Easton Velocity V9E Stick takes the cake with the elliptical taper leading the way. Stemming back from the S17, this revolutionary elliptical taper provides one of the better puck feels in the game. While I’m personally not a fan of how this taper shoots (more on that below), it has a truer “one-piece” feel compared to the others; meaning I had a more accurate idea of where the puck was sitting at all times. Besides the elliptical taper, the Easton HyperToe blades had more pop than the single-density blade core in the Vapor APX2. To me, the Vapor’s blade seemed slightly “dead” and not as lively as the Easton’s.
Slap Shots & One-Timers
The best hockey stick for big and powerful shots goes to the Bauer Vapor APX2 because of its signature “Vapor” Intelli-Sense Flex Profile. Bauer slightly softened the handle area where your upper hand is located; so that you can pull and flex the upper portion of the shaft while boasting a traditional low kick point, resulting in deadly velocity. While the secondary upper kick point isn’t really noticeable when taking these hard shots, the power it supplied was. The APX2 is a 102 flex stick while the Easton V9 and V9E are 85 flex sticks, so some of the feedback here must be taken with a grain of salt; but I think an 85 flex APX2 would give me potentially more power, so I could really bow out the shaft like I was able to on the Easton Velocity Sticks.
Wrist & Snap Shots
I feel guilty not giving this one to the V9E because so many people love the elliptical taper because of the hyper-quick shot release it gives you, but the V9 takes this category. This one really came down to personal preference and shooting mechanics, I was most comfortable with the V9 and the APX 2, but due to the ultra low kick point of the V9E, I couldn’t get the power I wanted out to out of it (V9E). I believe the lively puck feel of the V9 is what made me choose it over the APX 2 because I was never able to be thoroughly happy with my snap shots coming off the Vapor. While the V9 seemed to have more pop but for wrist shots they were pretty comparable.
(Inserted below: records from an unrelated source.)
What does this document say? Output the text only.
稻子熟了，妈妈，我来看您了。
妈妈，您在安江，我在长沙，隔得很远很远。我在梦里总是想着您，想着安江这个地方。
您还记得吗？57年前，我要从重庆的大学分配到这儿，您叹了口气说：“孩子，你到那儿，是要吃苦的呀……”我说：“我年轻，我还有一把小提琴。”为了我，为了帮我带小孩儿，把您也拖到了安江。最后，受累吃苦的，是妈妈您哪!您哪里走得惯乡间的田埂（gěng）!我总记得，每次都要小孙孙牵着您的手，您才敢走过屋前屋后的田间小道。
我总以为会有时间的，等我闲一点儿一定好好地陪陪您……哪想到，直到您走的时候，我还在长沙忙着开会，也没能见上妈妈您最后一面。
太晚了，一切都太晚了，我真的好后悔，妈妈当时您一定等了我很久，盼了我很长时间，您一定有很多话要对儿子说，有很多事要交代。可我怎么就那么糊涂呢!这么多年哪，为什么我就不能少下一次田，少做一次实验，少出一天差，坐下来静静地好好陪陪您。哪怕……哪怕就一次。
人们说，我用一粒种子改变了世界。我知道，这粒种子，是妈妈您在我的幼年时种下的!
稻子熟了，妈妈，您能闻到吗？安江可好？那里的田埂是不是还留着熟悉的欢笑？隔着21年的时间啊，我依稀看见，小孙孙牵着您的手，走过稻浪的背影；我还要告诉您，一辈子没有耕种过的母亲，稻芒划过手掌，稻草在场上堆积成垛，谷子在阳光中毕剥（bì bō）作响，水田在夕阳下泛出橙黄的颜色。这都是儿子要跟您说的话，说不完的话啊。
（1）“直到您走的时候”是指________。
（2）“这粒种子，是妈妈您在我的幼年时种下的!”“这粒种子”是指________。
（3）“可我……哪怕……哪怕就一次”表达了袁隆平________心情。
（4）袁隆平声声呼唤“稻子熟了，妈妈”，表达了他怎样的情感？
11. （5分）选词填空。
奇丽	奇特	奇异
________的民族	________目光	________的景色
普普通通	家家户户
To sum it up; the V9 takes 1st place, the APX 2 takes 2nd place and the V9E takes 3rd in my book. The Easton Velocity V9 stick catered to my individual needs and was extremely easy to convert over from the Mako II that I had been previously using. The Bauer Vapor APX 2 stick was a close second, supplying more power for big shots than the V9, but didn’t have the exception puck feel and pop I really liked in the V9. Finally in third comes the Easton Velocity V9E stick. I hate to put this in last because many players out there love the elliptical taper and the quick shot release it gives you but it was just not my style.